Präsident Donald Trump hat eine einmonatige Ausnahmeregelung für seine 25 %-Zölle auf Autoimporte aus Kanada und Mexiko gewährt – für Fahrzeuge, die den USMCA-Vorgaben entsprechen. Dies brachte eine vorübergehende Stabilisierung der Wall Street nach erheblichen Verlusten. Trotz dieser Erleichterung bekräftigte Trump seine harte Handelshaltung und verwies auf Bedenken hinsichtlich Fentanyl-Schmuggels.

Die Ausnahmeregelung kommt insbesondere Ford, GM und Stellantis zugute, deren Fahrzeuge den nordamerikanischen Ursprungsregeln entsprechen. Weiterhin unklar bleibt, ob auch Energie- und Agrarimporte ausgenommen werden. Kanada und Mexiko drohen mit Gegenmaßnahmen – Kanada erwägt Einschränkungen bei Ölexporten, Mexiko sucht alternative Käufer für Rohöl.

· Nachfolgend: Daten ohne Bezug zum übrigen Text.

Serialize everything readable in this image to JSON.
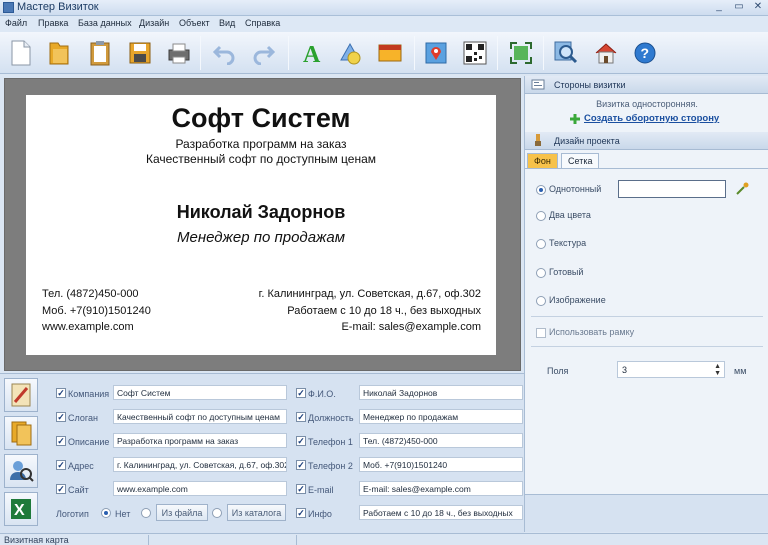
{
  "window": {
    "title": "Мастер Визиток",
    "controls": [
      "_",
      "▭",
      "✕"
    ]
  },
  "menu": [
    "Файл",
    "Правка",
    "База данных",
    "Дизайн",
    "Объект",
    "Вид",
    "Справка"
  ],
  "toolbar_icons": [
    "new-document-icon",
    "open-folder-icon",
    "clipboard-icon",
    "save-icon",
    "print-icon",
    "undo-icon",
    "redo-icon",
    "text-icon",
    "shape-icon",
    "image-icon",
    "map-marker-icon",
    "qr-code-icon",
    "fit-page-icon",
    "zoom-icon",
    "home-icon",
    "help-icon"
  ],
  "card": {
    "company": "Софт Систем",
    "description": "Разработка программ на заказ",
    "slogan": "Качественный софт по доступным ценам",
    "name": "Николай Задорнов",
    "position": "Менеджер по продажам",
    "phone1": "Тел. (4872)450-000",
    "phone2": "Моб. +7(910)1501240",
    "site": "www.example.com",
    "address": "г. Калининград, ул. Советская, д.67, оф.302",
    "hours": "Работаем с 10 до 18 ч., без выходных",
    "email": "E-mail: sales@example.com"
  },
  "panel": {
    "sides_title": "Стороны визитки",
    "sides_info": "Визитка односторонняя.",
    "create_back": "Создать оборотную сторону",
    "design_title": "Дизайн проекта",
    "tabs": [
      "Фон",
      "Сетка"
    ],
    "bg_options": [
      "Однотонный",
      "Два цвета",
      "Текстура",
      "Готовый",
      "Изображение"
    ],
    "use_frame": "Использовать рамку",
    "margins_label": "Поля",
    "margins_value": "3",
    "margins_unit": "мм"
  },
  "form": {
    "left": [
      {
        "label": "Компания",
        "value": "Софт Систем"
      },
      {
        "label": "Слоган",
        "value": "Качественный софт по доступным ценам"
      },
      {
        "label": "Описание",
        "value": "Разработка программ на заказ"
      },
      {
        "label": "Адрес",
        "value": "г. Калининград, ул. Советская, д.67, оф.302"
      },
      {
        "label": "Сайт",
        "value": "www.example.com"
      }
    ],
    "right": [
      {
        "label": "Ф.И.О.",
        "value": "Николай Задорнов"
      },
      {
        "label": "Должность",
        "value": "Менеджер по продажам"
      },
      {
        "label": "Телефон 1",
        "value": "Тел. (4872)450-000"
      },
      {
        "label": "Телефон 2",
        "value": "Моб. +7(910)1501240"
      },
      {
        "label": "E-mail",
        "value": "E-mail: sales@example.com"
      },
      {
        "label": "Инфо",
        "value": "Работаем с 10 до 18 ч., без выходных"
      }
    ],
    "logo_label": "Логотип",
    "logo_none": "Нет",
    "logo_file": "Из файла",
    "logo_catalog": "Из каталога"
  },
  "status": {
    "text": "Визитная карта"
  },
  "colors": {
    "accent": "#2a5fb0",
    "link": "#1a4fa0",
    "active_tab": "#f7c24a"
  }
}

Die Zölle, die bis zu 7.000 US-Dollar pro Fahrzeug ausmachen könnten, gefährden sowohl Automobilhersteller als auch das Vertrauen der Verbraucher. Unterdessen zeigen Konjunkturindikatoren eine Verlangsamung des US-Jobwachstums und eine steigende Unsicherheit an den Märkten – Unternehmen reagieren im Voraus mit Preiserhöhungen.